Kurz versucht
den "Kreisky"

Sebastian Kurz mag Angela Merkel nicht und sie ihn genauso wenig. Der Österreicher brüskiert die Deutsche gerne.

von Gerfried Sperl © Bild: News

Nicht auszumalen, was passieren würde, wenn der kanadische Premier Justin Trudeau nach Washington D. C. reisen würde, um dort den russischen Botschafter zum Lunch zu treffen. Donald Trump würde ihn auf Twitter bombardieren.

Sebastian Kurz reist nach Berlin, um unter anderen dort am kommenden Mittwoch den umstrittenen US-Botschafter Richard Grenell bei einem kleinen Mittagessen kennenzulernen. Keiner will den anderen zuerst eingeladen haben -umso zauberhafter, klingt das doch nach irreversibler magnetischer Anziehung.

Der Republikaner ist nicht irgendwer, nicht eine der üblichen Botschaftsbesetzungen mit Leuten, die sich durch hohe Wahlkampfspenden eine wichtige oder attraktive Botschaft verdienen. Nein, Grenell ist ein erfahrener Diplomat, der bisher längstdienende US-Pressechef bei den Vereinten Nationen.

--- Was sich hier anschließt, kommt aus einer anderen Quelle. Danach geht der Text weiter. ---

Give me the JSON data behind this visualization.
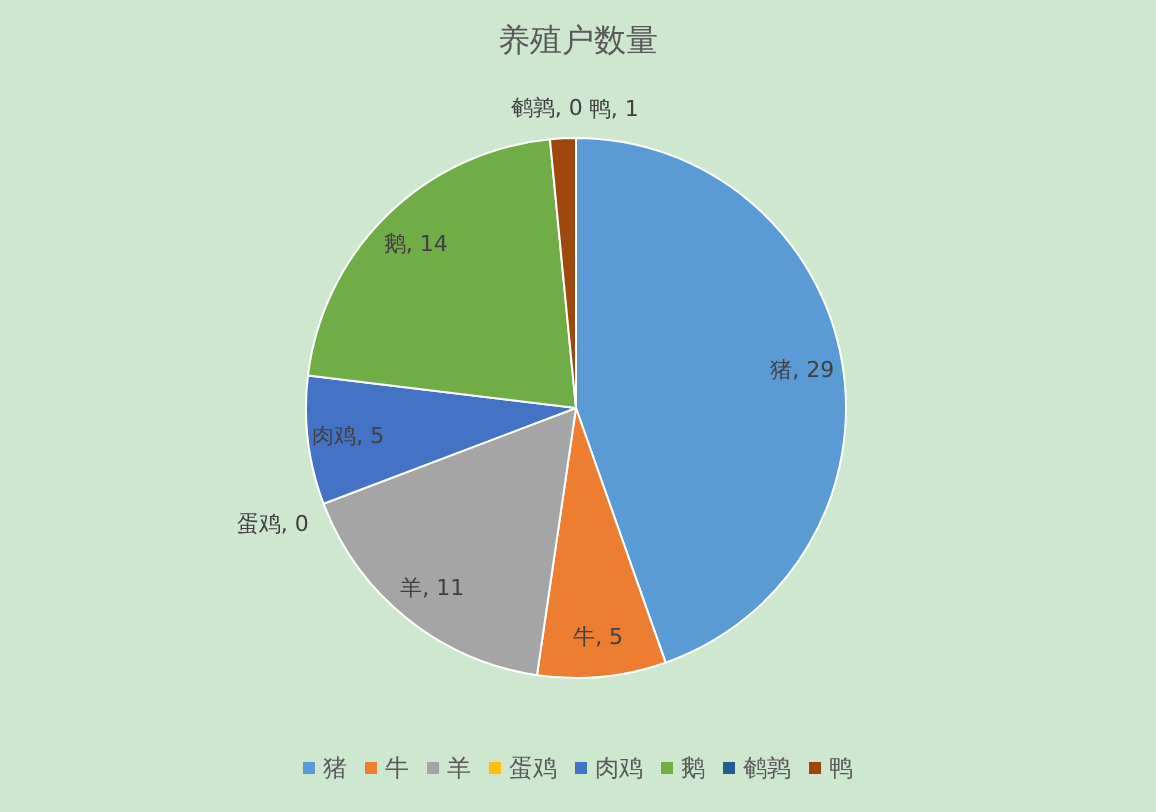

Durch ein Interview im rechtspopulistischen Internetmedium "Breitbart" hat er jetzt die deutschen Spitzenpolitiker gegen sich aufgebracht -die Opposition bis hin zur Forderung nach einer Ausweisung, die Regierung in Form einer "Irritation" des Außenministers Heiko Maas. Der Grund: Er, Grenell, wolle in Europa die "Konservativen"(gemeint waren jene rechts von Angela Merkel) stärken.

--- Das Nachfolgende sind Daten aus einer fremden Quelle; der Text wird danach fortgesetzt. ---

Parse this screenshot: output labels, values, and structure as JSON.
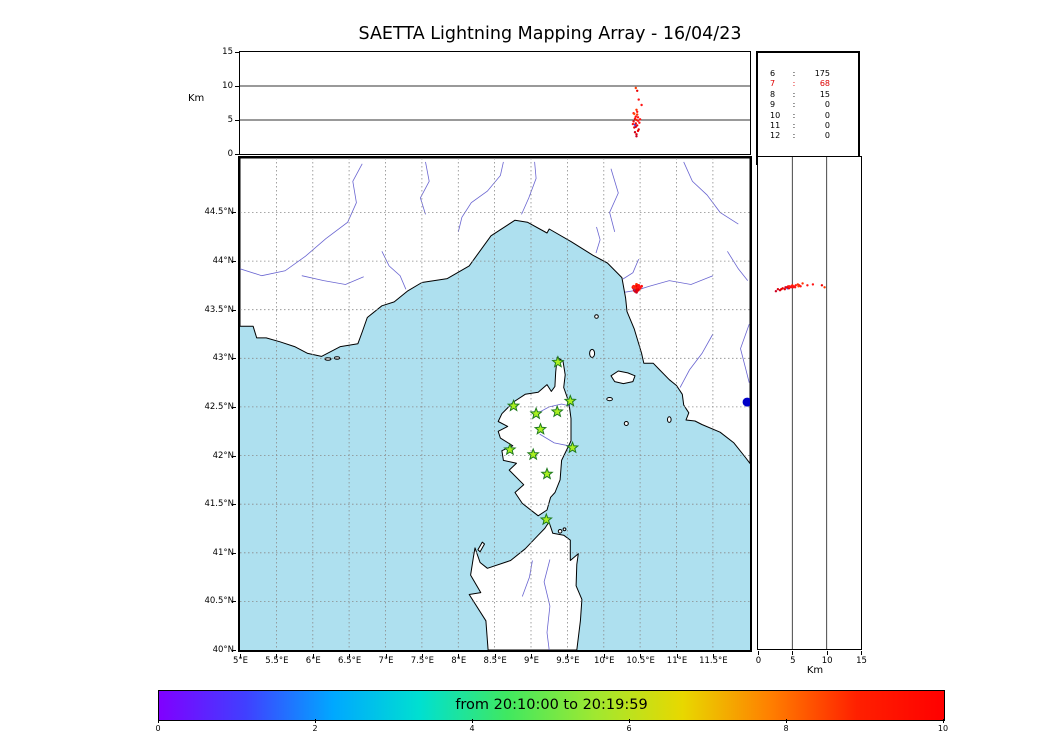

Sebastian Kurz ist darauf angesprungen. Wohl auch, weil ihn Grenell einen "Rockstar" genannt hat, obwohl der österreichische Kanzler dem Rock-Gott Mick Jagger nicht nur bezüglich Altersunterschied, sondern auch in körperlicher Beweglichkeit weit unterlegen ist.

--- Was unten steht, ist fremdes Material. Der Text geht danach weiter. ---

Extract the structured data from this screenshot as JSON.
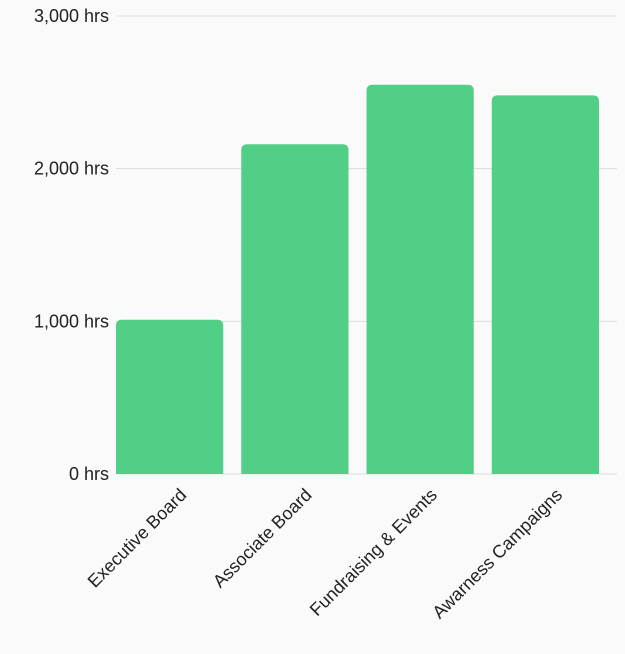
{
  "chart_data": {
    "type": "bar",
    "categories": [
      "Executive Board",
      "Associate Board",
      "Fundraising & Events",
      "Awarness Campaigns"
    ],
    "values": [
      1010,
      2160,
      2550,
      2480
    ],
    "ylim": [
      0,
      3000
    ],
    "yticks": [
      0,
      1000,
      2000,
      3000
    ],
    "ytick_labels": [
      "0 hrs",
      "1,000 hrs",
      "2,000 hrs",
      "3,000 hrs"
    ],
    "grid": true,
    "legend": "none",
    "bar_color": "#52cf87",
    "title": "",
    "xlabel": "",
    "ylabel": ""
  }
}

Kurz traut sich was. Das muss man ihm lassen. Aber diese undiplomatische Visite des diplomatisch Hochbegabten ist sicherlich auch einer besonderen Facette des deutsch-österreichischen Verhältnisses geschuldet: Kurz mag Angela Merkel nicht und sie ihn genauso wenig. Der Österreicher brüskiert die Deutsche gerne.

Im Vergleich dazu sind der russische Präsident Wladimir Putin und der österreichische Bundeskanzler geradezu Freunde. Was sich am Mittwoch beim zehnstündigen Besuch des republikanischen Zaren in Wien wieder zeigte. Der geschmeidige Kurz nannte Russland eine Supermacht, über das Gesicht Putins huschte ein Lächeln, das am Abend davor Armin Wolf in einem harten Interview nicht zu erzeugen vermochte -oder gar nicht wollte.

Die Aufwartung der gesamten österreichischen Regierung in Brüssel am vergangenen Mittwoch war als Ouvertüre der österreichischen EU-Präsidentschaft ein weiterer Akzent in der Wiener Europamusik. Da ein Stakkato, dort ein Divertimento, der Kanzler hat das formale Talent Bruno Kreiskys, die Welt auf Österreich zu fokussieren.

Fehlt nur noch ein gesellschaftspolitisch relevantes Reformpaket und ein internationales Projekt wie das nahöstliche des bisher längstdienenden Kanzlers.

Für einen konservativen "Kreisky" fehlt noch vieles.